Desmadre autonómico
viernes 13 de abril de 2012, 21:44h
Pasados suficientes años de nuestra llegada a la democracia, cuando uno contempla el triste espectáculo que están patrocinando varias de nuestras llamadas Comunidades Autónomas, subsiste la duda de si se trata de algo que "se le escapó" a políticos y constituyentes o si, por el contrario, todo era previsible y en mucho había que ceder por mor de la obtención del ansiado consenso. ¡Vaya usted a saber! Pero en lo que no cabe dicha duda es en el hecho de que el sistema ha fracasado en este tema. Quizá la derecha, que a la sazón todo lo tenía, cedió más de la cuenta. Y quizá, de igual forma, la izquierda se está aprovechando cada vez más de la progresión de la debilidad de un Estado central al que, de una forma u otra, se le puede arrancar más.
A mi entender, ya fue muy dudoso lo de "nacionalidades", cuyo sentido nadie supo explicar en el hemiciclo y que luego nadie aplica (se habla de "región", "país" o, directa e inconstitucionalmente, de "nación"). El tema se complicó al fijar dos vías de acceso a la autonomía con base a lo sucedido en el pasado, sin comprobación posterior y luego, por ley, generalizando igualitariamente sin resultado (Cataluña, en declaraciones de sus líderes, nunca aceptó tal trato igualitario). Y, en fin, se cometió el error de dejar abierto tanto el proceso de acceso a la autonomía (todo un Título VIII), cuanto la obtención de competencias que, siendo del Estado, podían ser transferidas a las Comunidades (art. 150.2. CE). La confusión estaba servida.

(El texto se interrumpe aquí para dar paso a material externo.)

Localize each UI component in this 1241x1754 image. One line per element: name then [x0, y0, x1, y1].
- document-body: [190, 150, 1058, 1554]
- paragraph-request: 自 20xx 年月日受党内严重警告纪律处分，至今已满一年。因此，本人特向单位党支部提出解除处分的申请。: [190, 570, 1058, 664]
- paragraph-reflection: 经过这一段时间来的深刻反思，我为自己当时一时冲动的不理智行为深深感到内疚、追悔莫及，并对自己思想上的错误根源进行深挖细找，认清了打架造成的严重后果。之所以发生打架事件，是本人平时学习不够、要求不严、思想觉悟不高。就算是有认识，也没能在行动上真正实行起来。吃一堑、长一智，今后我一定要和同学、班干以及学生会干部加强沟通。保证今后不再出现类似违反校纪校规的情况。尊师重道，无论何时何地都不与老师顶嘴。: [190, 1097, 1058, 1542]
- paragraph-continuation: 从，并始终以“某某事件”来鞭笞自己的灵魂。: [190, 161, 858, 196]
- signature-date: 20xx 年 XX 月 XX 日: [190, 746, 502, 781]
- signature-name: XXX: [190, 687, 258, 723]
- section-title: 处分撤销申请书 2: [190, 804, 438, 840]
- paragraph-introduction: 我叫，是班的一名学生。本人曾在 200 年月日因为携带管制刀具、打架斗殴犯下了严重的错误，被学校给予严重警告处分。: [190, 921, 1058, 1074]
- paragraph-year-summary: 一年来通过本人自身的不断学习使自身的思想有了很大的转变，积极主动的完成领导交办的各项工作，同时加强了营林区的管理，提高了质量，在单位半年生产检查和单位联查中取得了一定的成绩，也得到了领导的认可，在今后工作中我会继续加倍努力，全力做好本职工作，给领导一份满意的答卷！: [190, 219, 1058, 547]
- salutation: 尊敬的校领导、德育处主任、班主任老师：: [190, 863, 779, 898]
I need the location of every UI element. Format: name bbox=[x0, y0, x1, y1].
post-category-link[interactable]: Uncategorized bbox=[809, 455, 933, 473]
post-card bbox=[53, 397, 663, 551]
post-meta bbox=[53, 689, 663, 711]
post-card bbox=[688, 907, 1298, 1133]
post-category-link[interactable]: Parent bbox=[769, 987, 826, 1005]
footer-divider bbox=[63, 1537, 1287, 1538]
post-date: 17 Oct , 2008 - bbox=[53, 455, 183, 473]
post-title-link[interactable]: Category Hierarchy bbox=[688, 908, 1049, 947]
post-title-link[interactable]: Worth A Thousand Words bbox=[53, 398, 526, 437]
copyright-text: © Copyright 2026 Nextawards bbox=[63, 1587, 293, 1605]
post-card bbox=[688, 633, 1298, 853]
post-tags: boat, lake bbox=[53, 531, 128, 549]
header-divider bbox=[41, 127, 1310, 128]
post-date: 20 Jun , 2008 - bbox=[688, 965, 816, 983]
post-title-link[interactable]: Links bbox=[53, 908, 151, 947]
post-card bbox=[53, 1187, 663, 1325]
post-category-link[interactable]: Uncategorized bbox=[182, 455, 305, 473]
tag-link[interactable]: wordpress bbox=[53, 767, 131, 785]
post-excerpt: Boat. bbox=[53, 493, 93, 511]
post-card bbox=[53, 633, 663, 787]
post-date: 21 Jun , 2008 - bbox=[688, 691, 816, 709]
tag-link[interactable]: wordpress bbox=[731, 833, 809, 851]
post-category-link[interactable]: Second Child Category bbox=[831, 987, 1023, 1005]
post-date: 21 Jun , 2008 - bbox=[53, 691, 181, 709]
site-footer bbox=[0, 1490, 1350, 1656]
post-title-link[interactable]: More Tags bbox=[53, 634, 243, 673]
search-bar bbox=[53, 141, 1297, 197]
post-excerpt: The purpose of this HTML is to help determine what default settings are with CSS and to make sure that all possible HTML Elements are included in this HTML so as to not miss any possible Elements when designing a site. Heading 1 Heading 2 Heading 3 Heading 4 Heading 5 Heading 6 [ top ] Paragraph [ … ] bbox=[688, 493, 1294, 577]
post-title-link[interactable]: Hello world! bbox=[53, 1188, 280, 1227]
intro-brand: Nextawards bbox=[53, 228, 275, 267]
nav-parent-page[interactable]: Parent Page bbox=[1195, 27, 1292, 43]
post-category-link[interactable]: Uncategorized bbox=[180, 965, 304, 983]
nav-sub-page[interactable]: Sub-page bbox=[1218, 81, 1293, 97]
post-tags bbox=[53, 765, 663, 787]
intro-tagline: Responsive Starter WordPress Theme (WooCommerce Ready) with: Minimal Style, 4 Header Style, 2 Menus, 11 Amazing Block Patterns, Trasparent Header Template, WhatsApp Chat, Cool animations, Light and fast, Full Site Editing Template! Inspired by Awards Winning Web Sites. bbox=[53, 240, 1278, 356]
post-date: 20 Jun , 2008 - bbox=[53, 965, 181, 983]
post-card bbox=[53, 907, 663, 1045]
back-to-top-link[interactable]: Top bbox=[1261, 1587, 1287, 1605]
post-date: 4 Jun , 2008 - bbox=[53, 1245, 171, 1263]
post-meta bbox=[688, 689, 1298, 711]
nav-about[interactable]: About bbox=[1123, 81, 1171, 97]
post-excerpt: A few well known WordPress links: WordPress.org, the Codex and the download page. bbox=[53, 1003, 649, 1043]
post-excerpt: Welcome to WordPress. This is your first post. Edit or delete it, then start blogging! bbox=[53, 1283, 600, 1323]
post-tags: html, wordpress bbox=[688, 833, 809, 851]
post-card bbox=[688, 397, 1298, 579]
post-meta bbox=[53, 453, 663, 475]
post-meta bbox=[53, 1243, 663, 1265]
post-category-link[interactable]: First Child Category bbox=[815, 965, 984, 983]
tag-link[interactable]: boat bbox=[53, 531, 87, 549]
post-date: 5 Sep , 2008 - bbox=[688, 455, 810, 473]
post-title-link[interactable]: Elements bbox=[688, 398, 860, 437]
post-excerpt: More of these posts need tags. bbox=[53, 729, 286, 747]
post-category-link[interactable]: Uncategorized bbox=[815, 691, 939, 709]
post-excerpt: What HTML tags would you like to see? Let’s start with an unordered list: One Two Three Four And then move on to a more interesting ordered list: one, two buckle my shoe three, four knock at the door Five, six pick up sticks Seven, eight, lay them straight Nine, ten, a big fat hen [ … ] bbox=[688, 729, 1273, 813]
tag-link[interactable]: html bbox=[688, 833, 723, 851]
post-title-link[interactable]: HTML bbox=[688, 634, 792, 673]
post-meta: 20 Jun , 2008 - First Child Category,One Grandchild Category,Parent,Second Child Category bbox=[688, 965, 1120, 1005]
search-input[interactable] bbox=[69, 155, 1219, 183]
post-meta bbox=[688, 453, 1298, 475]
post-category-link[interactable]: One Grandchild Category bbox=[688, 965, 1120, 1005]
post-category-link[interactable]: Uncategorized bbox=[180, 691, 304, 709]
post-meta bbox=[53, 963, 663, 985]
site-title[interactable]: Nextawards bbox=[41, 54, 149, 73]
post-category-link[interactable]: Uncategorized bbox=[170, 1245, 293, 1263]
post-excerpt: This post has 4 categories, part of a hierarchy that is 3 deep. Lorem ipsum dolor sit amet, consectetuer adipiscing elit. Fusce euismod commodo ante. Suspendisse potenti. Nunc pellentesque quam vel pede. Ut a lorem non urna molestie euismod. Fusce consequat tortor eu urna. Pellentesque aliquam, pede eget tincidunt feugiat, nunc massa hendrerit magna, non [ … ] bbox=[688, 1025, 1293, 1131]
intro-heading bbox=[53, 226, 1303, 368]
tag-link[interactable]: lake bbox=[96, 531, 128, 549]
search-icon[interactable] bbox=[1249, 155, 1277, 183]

Y en base a tal confusión hoy tenemos que oír y ver auténticas declaraciones ajenas a la Constitución. El gobierno catalán habla sin reparo de una "segunda transición" que llevaría a la independencia. El PNV resucita su plan soberanista. Pujol nos hiere cuando afirma, con énfasis, que "Cataluña no tiene sitio en la España actual". El País Vasco anuncia que no aplicará la amnistía fiscal del Gobierno. Bildu se permite el lujo de "lucir" enrollada la bandera de España. Y, en el día de la "Patria Vasca", Amaiur dice que "nos vamos de España", a la vez que acusa al PNV de conformarse con un "soberanismo de romería". Por supuesto, en la línea de estos ejemplos podríamos extendernos sin recortes. No encuentro más que un ejemplo que "endulza" el periódico. Agustín Ibarrola confiesa sin reparo: "España no puede seguir doliéndonos a los que vivimos en ella. No podemos seguir eternamente instalados en las viejas rencillas identitarias. No conduce a nada". Agradecimiento por el valor.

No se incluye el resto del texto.